Donc, oui, euh oui, ça va se fêter, même si c'est derrière nous et je propose ceci : si vous vous reconnaissez comme mon cent-millième visiteur, laissez-moi un commentaire et je vous envoie un cadeau.
Cinématographe
En présentant mes films de 2012 et les tendances de l'année, j'en ai oublié une. C'est une tendance encore minoritaire, mais qui procède agréablement du même phénomène de ringardisation du CD audio par le vinyle et de grand retour du 33 tours : il s'agit de l'usage au cinéma, en lieu et place des différents formats plus ou moins larges issus du 35 mm, du bon vieux et fermé écran carré des débuts du cinématographe sonore.

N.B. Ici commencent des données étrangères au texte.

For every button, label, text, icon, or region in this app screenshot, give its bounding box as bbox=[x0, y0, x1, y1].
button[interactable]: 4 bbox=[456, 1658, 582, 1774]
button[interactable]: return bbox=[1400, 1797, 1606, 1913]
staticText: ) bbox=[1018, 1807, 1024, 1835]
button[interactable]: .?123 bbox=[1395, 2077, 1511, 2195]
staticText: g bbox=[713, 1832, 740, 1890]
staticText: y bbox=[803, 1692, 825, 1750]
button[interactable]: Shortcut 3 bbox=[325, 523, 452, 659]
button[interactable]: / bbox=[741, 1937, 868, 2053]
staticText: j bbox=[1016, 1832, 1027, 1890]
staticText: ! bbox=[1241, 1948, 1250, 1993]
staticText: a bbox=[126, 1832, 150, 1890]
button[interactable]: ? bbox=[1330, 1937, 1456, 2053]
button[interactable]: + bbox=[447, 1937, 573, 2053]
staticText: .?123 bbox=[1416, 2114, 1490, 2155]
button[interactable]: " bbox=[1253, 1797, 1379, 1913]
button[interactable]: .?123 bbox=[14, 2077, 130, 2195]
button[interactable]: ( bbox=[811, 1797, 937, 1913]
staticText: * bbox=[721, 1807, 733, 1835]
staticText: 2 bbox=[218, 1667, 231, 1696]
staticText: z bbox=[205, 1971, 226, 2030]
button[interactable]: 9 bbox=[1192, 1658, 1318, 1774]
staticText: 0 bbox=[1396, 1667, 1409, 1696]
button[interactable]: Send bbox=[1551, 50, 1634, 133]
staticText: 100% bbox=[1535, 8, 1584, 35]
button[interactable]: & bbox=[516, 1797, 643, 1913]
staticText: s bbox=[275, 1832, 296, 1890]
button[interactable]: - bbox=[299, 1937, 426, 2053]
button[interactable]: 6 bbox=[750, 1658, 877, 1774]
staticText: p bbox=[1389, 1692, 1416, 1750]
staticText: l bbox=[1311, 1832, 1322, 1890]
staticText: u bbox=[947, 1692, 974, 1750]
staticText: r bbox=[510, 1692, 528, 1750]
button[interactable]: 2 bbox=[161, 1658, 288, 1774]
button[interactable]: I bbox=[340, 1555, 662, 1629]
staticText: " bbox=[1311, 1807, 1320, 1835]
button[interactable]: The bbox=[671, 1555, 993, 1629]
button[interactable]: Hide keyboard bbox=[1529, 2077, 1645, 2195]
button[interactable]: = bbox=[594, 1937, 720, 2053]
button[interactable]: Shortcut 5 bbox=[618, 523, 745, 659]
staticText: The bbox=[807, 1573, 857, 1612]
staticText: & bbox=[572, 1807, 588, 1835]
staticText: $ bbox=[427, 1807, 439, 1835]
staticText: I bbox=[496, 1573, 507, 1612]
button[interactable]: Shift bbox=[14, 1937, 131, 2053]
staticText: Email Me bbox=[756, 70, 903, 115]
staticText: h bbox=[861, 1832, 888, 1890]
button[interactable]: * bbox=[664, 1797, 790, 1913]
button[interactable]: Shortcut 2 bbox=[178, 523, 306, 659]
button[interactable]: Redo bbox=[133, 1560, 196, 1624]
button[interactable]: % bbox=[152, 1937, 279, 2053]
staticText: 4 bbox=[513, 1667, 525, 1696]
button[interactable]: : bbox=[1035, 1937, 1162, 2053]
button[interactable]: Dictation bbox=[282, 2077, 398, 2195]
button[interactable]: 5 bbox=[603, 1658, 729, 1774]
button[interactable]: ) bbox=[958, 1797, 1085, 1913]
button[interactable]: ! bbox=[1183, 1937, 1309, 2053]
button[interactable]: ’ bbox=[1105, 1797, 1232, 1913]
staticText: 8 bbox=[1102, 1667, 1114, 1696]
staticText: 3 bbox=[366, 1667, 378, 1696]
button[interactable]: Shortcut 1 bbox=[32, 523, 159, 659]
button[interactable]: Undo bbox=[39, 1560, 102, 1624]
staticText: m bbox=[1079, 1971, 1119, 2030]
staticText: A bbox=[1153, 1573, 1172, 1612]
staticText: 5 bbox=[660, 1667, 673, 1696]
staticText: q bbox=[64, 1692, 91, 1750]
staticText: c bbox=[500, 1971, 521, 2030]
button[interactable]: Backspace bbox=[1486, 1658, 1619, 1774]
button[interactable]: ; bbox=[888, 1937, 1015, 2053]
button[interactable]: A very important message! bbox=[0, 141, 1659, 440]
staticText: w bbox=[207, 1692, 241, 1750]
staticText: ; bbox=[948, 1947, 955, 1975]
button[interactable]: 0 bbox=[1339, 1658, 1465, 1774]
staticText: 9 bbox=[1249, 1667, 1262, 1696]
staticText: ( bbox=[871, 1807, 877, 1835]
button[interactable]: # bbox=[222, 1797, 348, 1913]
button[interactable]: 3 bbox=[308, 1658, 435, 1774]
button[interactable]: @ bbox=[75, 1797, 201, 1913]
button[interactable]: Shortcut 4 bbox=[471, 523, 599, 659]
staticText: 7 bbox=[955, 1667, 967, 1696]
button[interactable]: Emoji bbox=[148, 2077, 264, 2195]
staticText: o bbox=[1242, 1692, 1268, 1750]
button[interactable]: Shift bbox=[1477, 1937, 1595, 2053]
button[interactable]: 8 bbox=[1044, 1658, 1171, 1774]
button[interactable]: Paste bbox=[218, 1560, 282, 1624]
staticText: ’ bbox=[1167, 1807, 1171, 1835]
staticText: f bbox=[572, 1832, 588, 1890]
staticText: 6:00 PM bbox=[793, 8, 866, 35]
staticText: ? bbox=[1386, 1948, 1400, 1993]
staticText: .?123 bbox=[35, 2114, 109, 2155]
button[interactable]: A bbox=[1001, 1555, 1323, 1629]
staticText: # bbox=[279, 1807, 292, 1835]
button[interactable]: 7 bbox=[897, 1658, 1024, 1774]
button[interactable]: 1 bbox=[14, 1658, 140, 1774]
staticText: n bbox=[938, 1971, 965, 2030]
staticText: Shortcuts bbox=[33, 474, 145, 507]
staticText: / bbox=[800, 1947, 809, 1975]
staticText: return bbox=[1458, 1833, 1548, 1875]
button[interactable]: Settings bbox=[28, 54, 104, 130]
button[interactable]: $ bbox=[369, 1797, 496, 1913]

Ainsi, on a pu voir en 2012 l'image en couleur outrageusement anamorphosée (ce qui accentue l'effet de "diablerie" de certaines scènes) du singulier Faust d'Alexandre Sokourov. Les personnages mutants de Xavier Dolan, se trouvaient enfermés dans l'écran carré de Laurence anyways (carré pour faire bien, j'imagine, faire artiste, format aussi vain à exprimer quoi que ce soit que le film). En fin d'année, le fameux format carré des origines renforçait majestueusement le pèlerinage vers un passé lumineux du Tabou de Miguel Gomes, cette fois dans un noir-et-blanc parfaitement expressionniste.

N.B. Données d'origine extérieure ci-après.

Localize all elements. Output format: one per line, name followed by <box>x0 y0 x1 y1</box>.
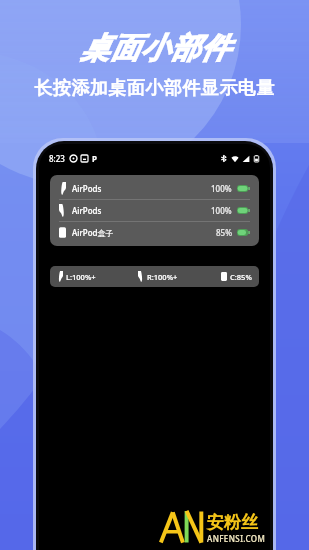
button[interactable]: L:100%+ <box>50 266 259 287</box>
button[interactable]: AirPods <box>59 178 250 199</box>
staticText: R:100%+ <box>147 272 178 282</box>
button[interactable]: AirPods <box>59 200 250 221</box>
staticText: 安粉丝 <box>207 512 258 533</box>
button[interactable]: L:100%+ <box>57 271 96 282</box>
staticText: AirPod盒子 <box>72 227 114 238</box>
staticText: AirPods <box>72 205 102 216</box>
button[interactable]: R:100%+ <box>138 271 178 282</box>
staticText: 85% <box>216 227 232 238</box>
staticText: ANFENSI.COM <box>207 533 266 544</box>
staticText: 100% <box>211 183 232 194</box>
staticText: 8:23 <box>49 153 65 164</box>
staticText: AirPods <box>72 183 102 194</box>
staticText: 桌面小部件 <box>80 30 230 67</box>
staticText: 100% <box>211 205 232 216</box>
button[interactable]: C:85% <box>221 271 252 282</box>
staticText: P <box>92 153 97 164</box>
staticText: L:100%+ <box>66 272 96 282</box>
staticText: C:85% <box>230 272 252 282</box>
button[interactable]: AirPod盒子 <box>59 222 250 243</box>
button[interactable]: AirPods <box>50 175 259 246</box>
staticText: 长按添加桌面小部件显示电量 <box>34 77 275 100</box>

Fin 2011, le cinéma commercial franco-américain avait déjà produit avec The artist, un film qui singeait avec un vrai talent de décalquage l'image carrée, le noir et blanc et le mutisme des débuts. Une vraie tendance, vous dis-je.

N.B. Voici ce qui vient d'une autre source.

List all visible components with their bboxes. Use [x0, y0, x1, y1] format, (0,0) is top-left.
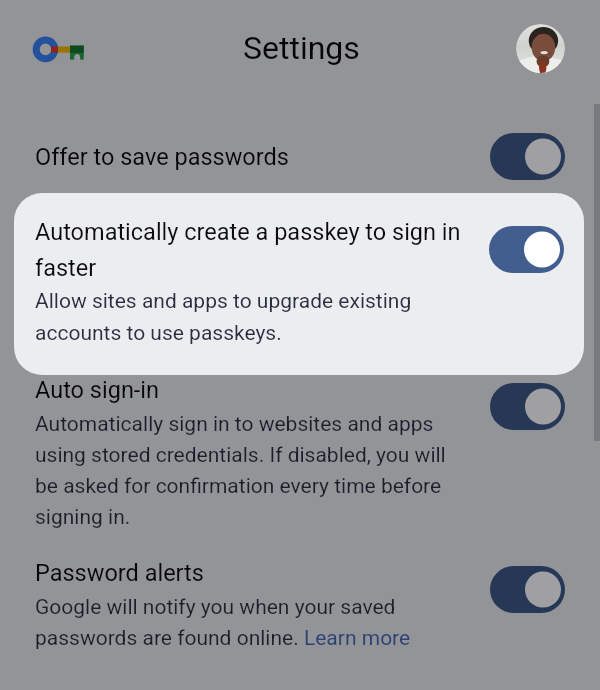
staticText: Settings	[243, 29, 360, 67]
staticText: Offer to save passwords	[35, 136, 289, 172]
button[interactable]: Account	[516, 24, 565, 73]
button[interactable]: Automatically create a passkey to sign i…	[14, 193, 584, 375]
button[interactable]: Password alerts	[0, 557, 600, 677]
staticText: Password alerts	[35, 552, 204, 588]
button[interactable]: Auto sign-in	[0, 374, 600, 546]
button[interactable]: Google Password Manager	[30, 30, 88, 88]
staticText: Auto sign-in	[35, 369, 160, 405]
button[interactable]: Toggle setting	[490, 383, 565, 430]
button[interactable]: Offer to save passwords	[0, 120, 600, 192]
staticText: Allow sites and apps to upgrade existing…	[35, 283, 430, 347]
button[interactable]: Toggle setting	[489, 226, 564, 273]
button[interactable]: Toggle setting	[490, 566, 565, 613]
staticText: Automatically sign in to websites and ap…	[35, 406, 455, 530]
staticText: Automatically create a passkey to sign i…	[35, 211, 465, 283]
staticText: Google will notify you when your saved p…	[35, 589, 435, 651]
button[interactable]: Toggle setting	[490, 133, 565, 180]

Ce 2013 naissant perpétue déjà la tendance avec Blancanievesde l'espagnol Pablo Berger. A-t-on encore le droit de dire d'un film qu'il constitue un enchantement ? Qu'il a ce pouvoir de créer dans l'imagination du spectateur un lien privilégié avec des mondes fantasmatiques qu'on aimerait fréquenter plus souvent et ailleurs que dans nos rêves ? Blancanieves est une Blanche Neige née des amours flamencas d'un torero et d'une danseuse. Prénommée Carmen, car on est tout de même en Espagne, la jeune fille rebondira de conte en conte, de la piqûre rouge de la Belle au Bois à la course effrénée d'Alice sur les traces d'un lapin-coq vers les zones interdites de la famille et de l'inconscient. Barbe Bleue n'est pas loin, ni même, vers la fin, la monstrueuse parade vengeresse de ses amis Freaks, des nains clowns-toreros.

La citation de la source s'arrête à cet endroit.